Promising avenues for advancing ToM in AI systems include:

  • Integration of Cognitive Models and Large LMs: Fusing Bayesian/cognitive-science-inspired frameworks with massive pre-trained LLMs, using mechanisms such as weak-to-strong control, enables efficient and generalizable ToM inference in complex environments (Zhang et al., 2 Jun 2025 ).
  • Hybrid, Multimodal, and Interactive Systems: Moving beyond text-based tests to multimodal, physically-grounded, and interactive environments will facilitate the emergence and assessment of more naturalistic ToM capabilities.
  • Personalization and Cultural Awareness: Models must learn and adapt ToM reasoning strategies dynamically, reflecting the variability across users and cultures, and be transparent in their perspective-taking (Meulen et al., 28 Feb 2025 , Chan et al., 3 Jun 2025 ).
  • Mutual and Team-based ToM: Enabling mutual modeling and true strategy adjustment in human-AI teams, as well as robust reasoning about other AIs (“silico-centric ToM”), is crucial for collaboration, trust, and safe deployment (Zhang et al., 13 Sep 2024 , Mukherjee et al., 14 Mar 2024 ).
  • Benchmarks and Standardization: Continued development of broad, contamination-free, and culturally diverse benchmarks is needed for honest progress measurement and comparison.

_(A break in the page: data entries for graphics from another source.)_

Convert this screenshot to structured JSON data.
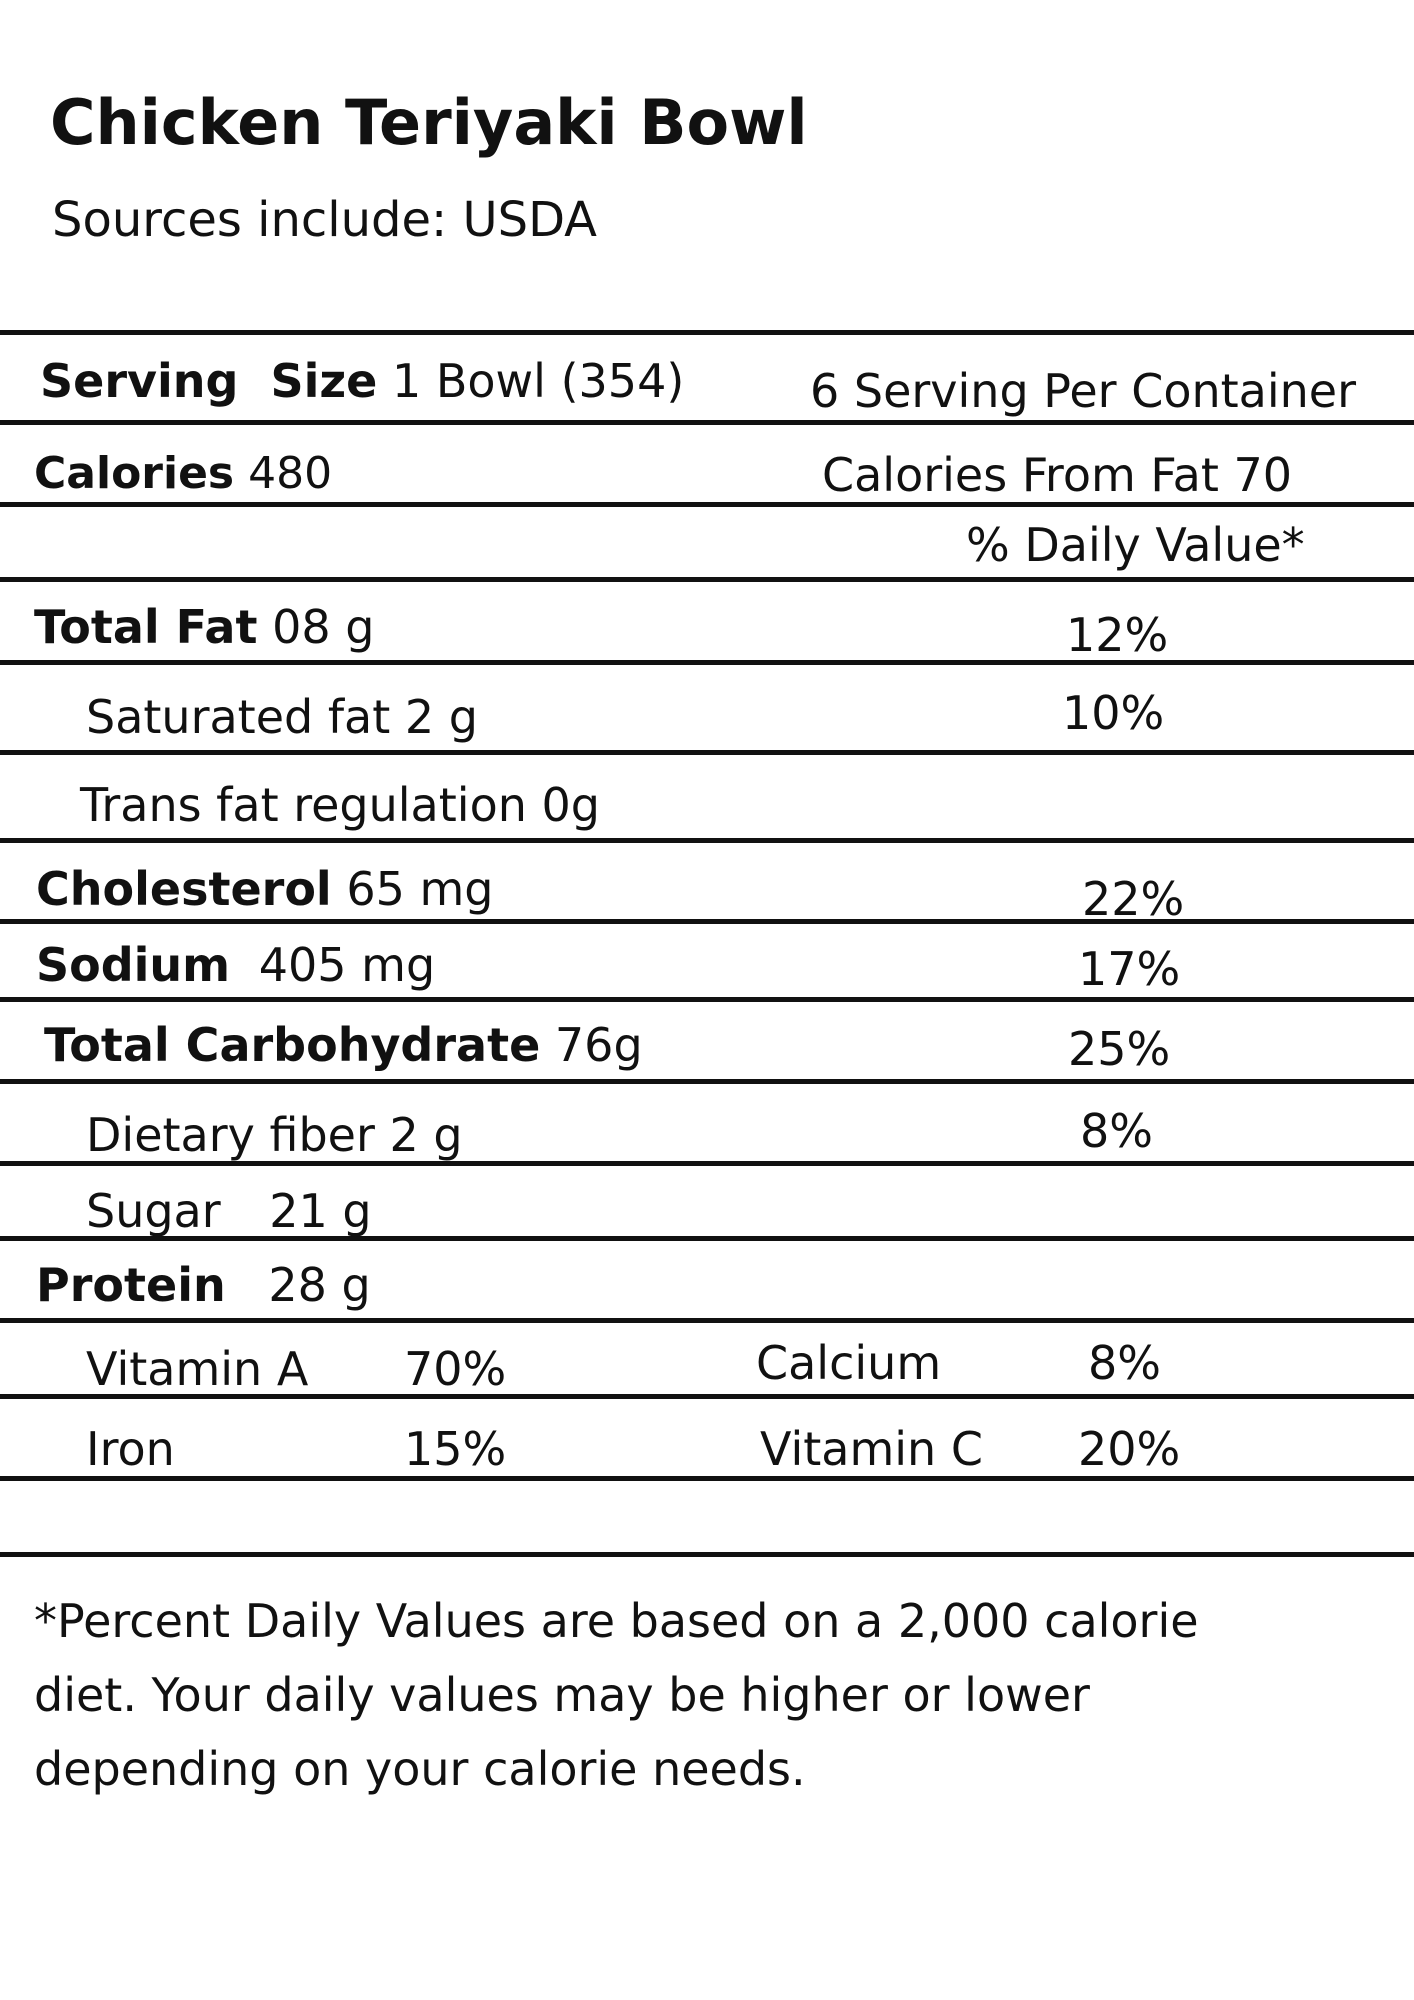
{
  "title": "Chicken Teriyaki Bowl",
  "sources": "Sources include: USDA",
  "serving": {
    "label": "Serving  Size",
    "value": "1 Bowl (354)",
    "per_container": "6 Serving Per Container"
  },
  "calories": {
    "label": "Calories",
    "value": "480",
    "from_fat": "Calories From Fat 70"
  },
  "daily_value_header": "% Daily Value*",
  "nutrients": [
    {
      "label": "Total Fat",
      "value": "08 g",
      "dv": "12%"
    },
    {
      "label": "Saturated fat 2 g",
      "value": "",
      "dv": "10%"
    },
    {
      "label": "Trans fat regulation 0g",
      "value": "",
      "dv": ""
    },
    {
      "label": "Cholesterol",
      "value": "65 mg",
      "dv": "22%"
    },
    {
      "label": "Sodium",
      "value": "405 mg",
      "dv": "17%"
    },
    {
      "label": "Total Carbohydrate",
      "value": "76g",
      "dv": "25%"
    },
    {
      "label": "Dietary fiber 2 g",
      "value": "",
      "dv": "8%"
    },
    {
      "label": "Sugar",
      "value": "21 g",
      "dv": ""
    },
    {
      "label": "Protein",
      "value": "28 g",
      "dv": ""
    }
  ],
  "vitamins": [
    {
      "name": "Vitamin A",
      "value": "70%"
    },
    {
      "name": "Calcium",
      "value": "8%"
    },
    {
      "name": "Iron",
      "value": "15%"
    },
    {
      "name": "Vitamin C",
      "value": "20%"
    }
  ],
  "footnote": [
    "*Percent Daily Values are based on a 2,000 calorie",
    "diet. Your daily values may be higher or lower",
    "depending on your calorie needs."
  ]
}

7. Summary Table: Key Models and Capabilities

Model/Paradigm Key Mechanism Primary Strengths Main Limitations
Bayesian Inverse Planning Stepwise Bayesian update Clarity, interpretability, theory Scalability, fine-tuning for each new scenario
ToMnet/Trait-ToM/ToMMY Neural meta-learning Flexible, can meta-learn priors Data-intensive, initial domain limitations
Weak-to-strong Bayesian LM LM-based, inference-time Scalable, robust transfer Requires ToM specialist tuning
Human-level LLMs (GPT-4, o1) Pattern-based LLM High accuracy on standard tests Surface ToM, poor on complex/long-context/multilingual
XToM/ToMBench/CharToM-QA Benchmarks Evaluation breadth, data quality Reveals, not solves, ToM limitations

Theory of Mind in artificial intelligence is advancing through the confluence of cognitive theory, scalable modeling, and systematic, context-rich evaluation. While machine ToM capabilities have improved in specific domains and benchmarks, achieving robust, general, and human-interpretable social reasoning remains an open interdisciplinary challenge, requiring advances in modeling, learning, evaluation, and cross-cultural generalization.